The number of cases of multi-drug resistant TB is increasing: there were 50 in the UK last year. A patient with multi-drug resistant TB costs the NHS an average of more than £60,000. That TB is usually caused by unmonitored patients failing to take the drug treatment correctly and developing resistance to effective anti-TB drugs. The Public Health Laboratory Service has reported a cluster of drug-resistant TB in north London. Twenty-six cases have been resistant to Isoniazid--25 in north London and one in south London. Again, that is an issue of concern. The House would welcome any comments that the Secretary of State can make in his reply on the implications for the organisation of health care services in London.
The next issue that I want to touch on briefly is CJD. There are two separate issues in this regard: the first is haemophiliacs, and the second is the measures that the Government introduced over Christmas and new year. Among haemophiliacs--I am sure that all hon. Members will have received correspondence on this--there is a feeling that there is unfairness in the United Kingdom. Patients with haemophilia in Scotland and Wales can obtain genetically pure recombinant factor 8, which poses no risk to the recipient. However, haemophiliacs in England still receive blood-derived products, which necessarily entail a higher risk. Haemophilia groups have made major representations, and I should like to ask the Secretary of State what measures the Department intends to take in future to minimise the risks for haemophiliacs.

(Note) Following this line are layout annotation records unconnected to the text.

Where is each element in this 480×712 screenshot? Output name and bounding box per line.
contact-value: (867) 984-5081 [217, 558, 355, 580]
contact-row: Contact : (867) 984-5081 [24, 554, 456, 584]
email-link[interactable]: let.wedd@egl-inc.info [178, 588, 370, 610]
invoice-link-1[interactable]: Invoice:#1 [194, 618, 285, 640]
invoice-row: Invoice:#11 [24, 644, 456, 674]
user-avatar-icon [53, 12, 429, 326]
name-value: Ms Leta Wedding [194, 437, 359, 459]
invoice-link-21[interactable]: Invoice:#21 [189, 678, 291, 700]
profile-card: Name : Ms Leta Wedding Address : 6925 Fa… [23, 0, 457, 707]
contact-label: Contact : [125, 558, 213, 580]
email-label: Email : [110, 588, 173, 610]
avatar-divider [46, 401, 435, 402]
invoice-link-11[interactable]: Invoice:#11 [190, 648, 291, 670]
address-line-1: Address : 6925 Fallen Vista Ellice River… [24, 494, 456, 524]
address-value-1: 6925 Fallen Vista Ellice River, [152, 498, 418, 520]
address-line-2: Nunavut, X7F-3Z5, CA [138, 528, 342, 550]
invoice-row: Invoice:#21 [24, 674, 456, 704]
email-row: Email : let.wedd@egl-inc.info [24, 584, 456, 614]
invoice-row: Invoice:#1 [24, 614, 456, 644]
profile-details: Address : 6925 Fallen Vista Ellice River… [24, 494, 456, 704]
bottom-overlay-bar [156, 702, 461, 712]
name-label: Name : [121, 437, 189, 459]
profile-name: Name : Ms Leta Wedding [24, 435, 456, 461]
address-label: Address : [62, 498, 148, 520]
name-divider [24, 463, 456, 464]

Haemophiliacs have already had to endure a far higher risk of most diseases than any of us will ever have to endure. Having run the gauntlet of hepatitis and HIV, it is intolerable that they should have to go through further risk to save what is not a large amount of money for the NHS. At the very least, patients in England should be brought into line with those in Scotland and Wales on what is available from a publicly funded service.
Will the Government provide further information about the decision on tonsillectomies and single-use instruments that they announced over the Christmas recess? Last November, John Collinge of the Imperial College school of medicine claimed that half the surgical instruments used for tonsil operations could be contaminated by variant CJD. The Department issued guidelines and announced at Christmas that tonsillectomies would be performed using single-use instruments at the end of this year.
Concern has arisen because prions, which are believed to cause variant CJD, are far more resistant to cleaning and heat sterilisation than normal bacteria and viruses. The tonsils are believed to be infected with variant CJD before obvious symptoms of the disease appear. It would therefore be possible for a surgeon to carry out a
tonsillectomy on an apparently healthy person, contaminate his instruments and pass the infection on to someone else.The infectious protein has also been found in the spleen, thymus, brain and lymph nodes. From the current debate on MMR, we are all aware that, if the public believe that information is not being made fully available, they are far less likely to listen to any messages coming from the Department. The Secretary of State may not be able to tell us this evening, but perhaps he can publish information and advice he has received about the relative risk of the operations that I have mentioned and the capacity of different tissues to harbour the protein that causes CJD. The more open we are about this debate and the more information that the public can have at the earliest possible date, the more likely we are to persuade them of the safety of this health policy.